Combien de temps faut-il pour remplir une piscine avec un puits ?
Tout dépend du débit réel de l'ouvrage. Une pompe immergée domestique fournit en général de 1 à 3 m³ par heure : pour un bassin de 45 m³, comptez de 15 à 45 heures de pompage effectif. En pratique, il faut souvent davantage : pomper par tranches de quelques heures, en laissant la nappe se recharger, évite d'assécher le puits et d'aspirer le sable du fond de l'ouvrage.
Peut-on remplir sa piscine au puits pendant une restriction sécheresse ?
En général non. Les arrêtés préfectoraux de restriction visent l'usage — le remplissage des piscines privées — et non la seule eau du réseau public. Selon le niveau d'alerte, ils s'appliquent aussi aux prélèvements dans les nappes, donc aux puits et forages domestiques. Avant de pomper, vérifiez l'arrêté en vigueur dans votre commune : au niveau crise, seule la mise en eau d'un chantier peut parfois être tolérée, sur autorisation.

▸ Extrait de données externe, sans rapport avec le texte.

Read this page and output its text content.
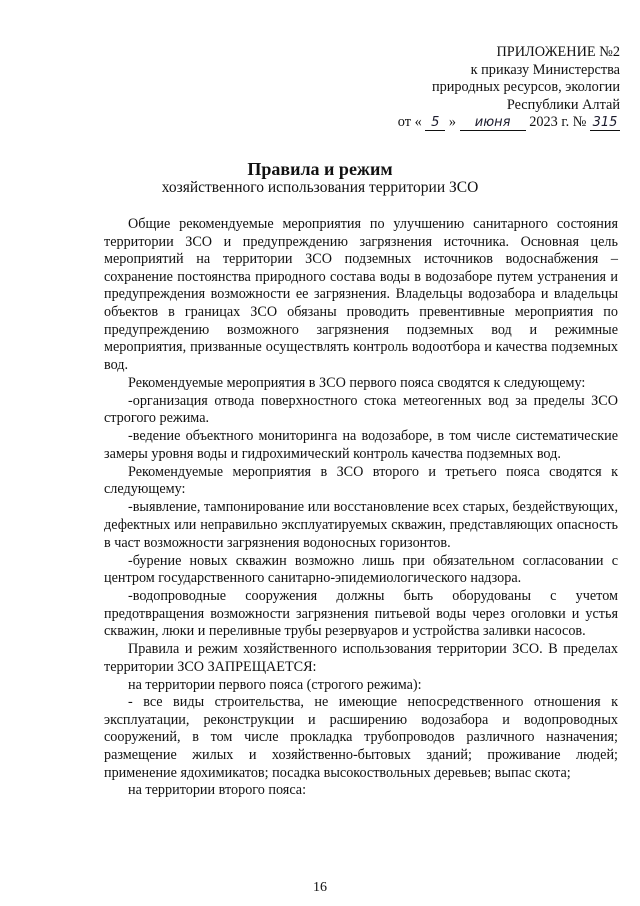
ПРИЛОЖЕНИЕ №2
к приказу Министерства
природных ресурсов, экологии
Республики Алтай
от « 5 » июня 2023 г. № 315
Правила и режим
хозяйственного использования территории ЗСО

Общие рекомендуемые мероприятия по улучшению санитарного состояния территории ЗСО и предупреждению загрязнения источника. Основная цель мероприятий на территории ЗСО подземных источников водоснабжения – сохранение постоянства природного состава воды в водозаборе путем устранения и предупреждения возможности ее загрязнения. Владельцы водозабора и владельцы объектов в границах ЗСО обязаны проводить превентивные мероприятия по предупреждению возможного загрязнения подземных вод и режимные мероприятия, призванные осуществлять контроль водоотбора и качества подземных вод.

Рекомендуемые мероприятия в ЗСО первого пояса сводятся к следующему:

-организация отвода поверхностного стока метеогенных вод за пределы ЗСО строгого режима.

-ведение объектного мониторинга на водозаборе, в том числе систематические замеры уровня воды и гидрохимический контроль качества подземных вод.

Рекомендуемые мероприятия в ЗСО второго и третьего пояса сводятся к следующему:

-выявление, тампонирование или восстановление всех старых, бездействующих, дефектных или неправильно эксплуатируемых скважин, представляющих опасность в част возможности загрязнения водоносных горизонтов.

-бурение новых скважин возможно лишь при обязательном согласовании с центром государственного санитарно-эпидемиологического надзора.

-водопроводные сооружения должны быть оборудованы с учетом предотвращения возможности загрязнения питьевой воды через оголовки и устья скважин, люки и переливные трубы резервуаров и устройства заливки насосов.

Правила и режим хозяйственного использования территории ЗСО. В пределах территории ЗСО ЗАПРЕЩАЕТСЯ:

на территории первого пояса (строгого режима):

- все виды строительства, не имеющие непосредственного отношения к эксплуатации, реконструкции и расширению водозабора и водопроводных сооружений, в том числе прокладка трубопроводов различного назначения; размещение жилых и хозяйственно-бытовых зданий; проживание людей; применение ядохимикатов; посадка высокоствольных деревьев; выпас скота;

на территории второго пояса:

16
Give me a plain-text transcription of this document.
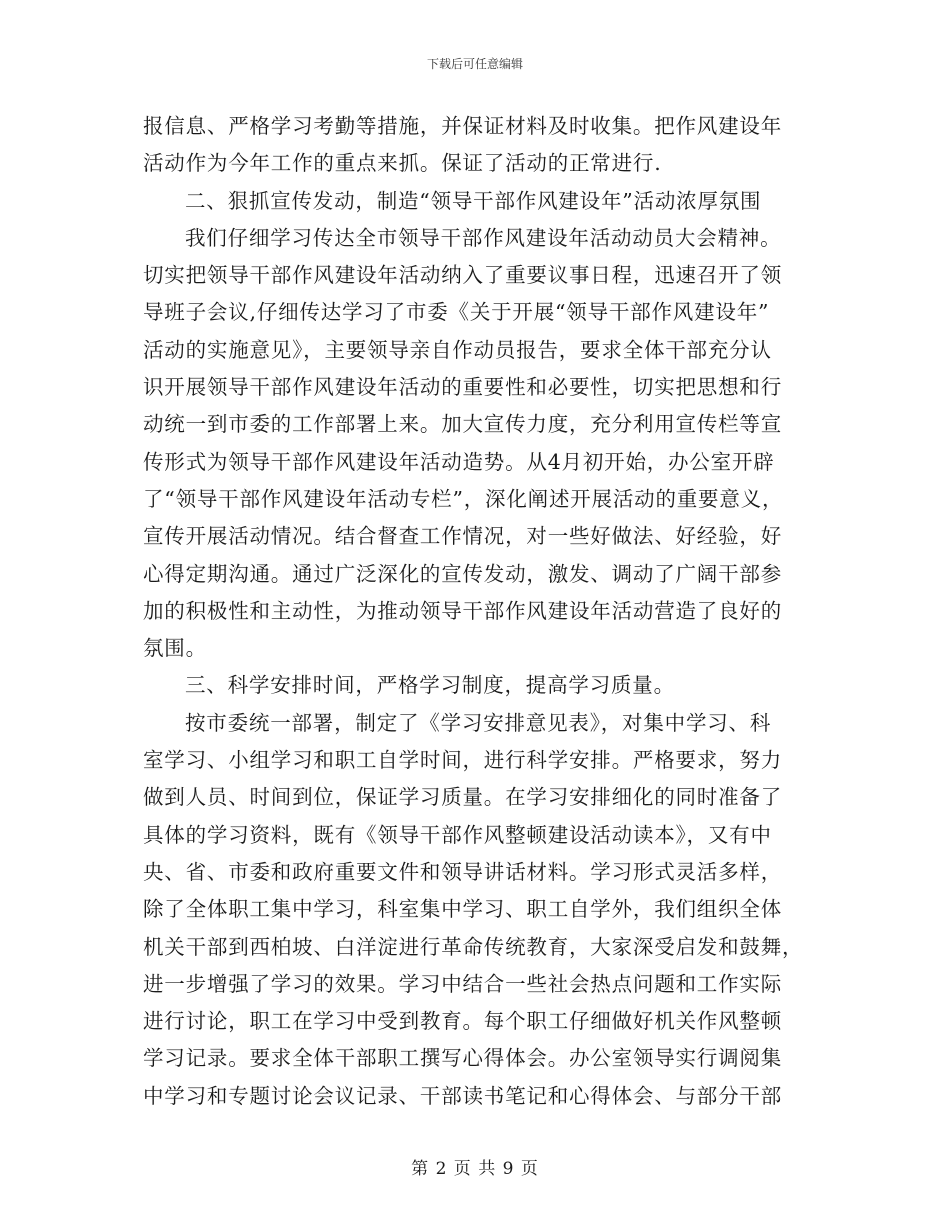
下载后可任意编辑
报信息、严格学习考勤等措施，并保证材料及时收集。把作风建设年
活动作为今年工作的重点来抓。保证了活动的正常进行.
二、狠抓宣传发动，制造“领导干部作风建设年”活动浓厚氛围
我们仔细学习传达全市领导干部作风建设年活动动员大会精神。
切实把领导干部作风建设年活动纳入了重要议事日程，迅速召开了领
导班子会议,仔细传达学习了市委《关于开展“领导干部作风建设年”
活动的实施意见》，主要领导亲自作动员报告，要求全体干部充分认
识开展领导干部作风建设年活动的重要性和必要性，切实把思想和行
动统一到市委的工作部署上来。加大宣传力度，充分利用宣传栏等宣
传形式为领导干部作风建设年活动造势。从4月初开始，办公室开辟
了“领导干部作风建设年活动专栏”，深化阐述开展活动的重要意义，
宣传开展活动情况。结合督查工作情况，对一些好做法、好经验，好
心得定期沟通。通过广泛深化的宣传发动，激发、调动了广阔干部参
加的积极性和主动性，为推动领导干部作风建设年活动营造了良好的
氛围。
三、科学安排时间，严格学习制度，提高学习质量。
按市委统一部署，制定了《学习安排意见表》，对集中学习、科
室学习、小组学习和职工自学时间，进行科学安排。严格要求，努力
做到人员、时间到位，保证学习质量。在学习安排细化的同时准备了
具体的学习资料，既有《领导干部作风整顿建设活动读本》，又有中
央、省、市委和政府重要文件和领导讲话材料。学习形式灵活多样，
除了全体职工集中学习，科室集中学习、职工自学外，我们组织全体
机关干部到西柏坡、白洋淀进行革命传统教育，大家深受启发和鼓舞，
进一步增强了学习的效果。学习中结合一些社会热点问题和工作实际
进行讨论，职工在学习中受到教育。每个职工仔细做好机关作风整顿
学习记录。要求全体干部职工撰写心得体会。办公室领导实行调阅集
中学习和专题讨论会议记录、干部读书笔记和心得体会、与部分干部
第 2 页 共 9 页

L'eau de pluie est-elle une meilleure alternative que le puits ?
Pour des appoints, oui : c'est une eau très douce, sans fer ni calcaire, gratuite elle aussi. Mais elle est acide et presque dépourvue de minéraux : utilisée en grande quantité, elle fait chuter le pH et le TAC, qu'il faut remonter. Remplir un bassin entier suppose en outre une capacité de stockage de plusieurs dizaines de mètres cubes, rare chez un particulier. En pratique, la pluie complète un remplissage, elle ne le remplace pas.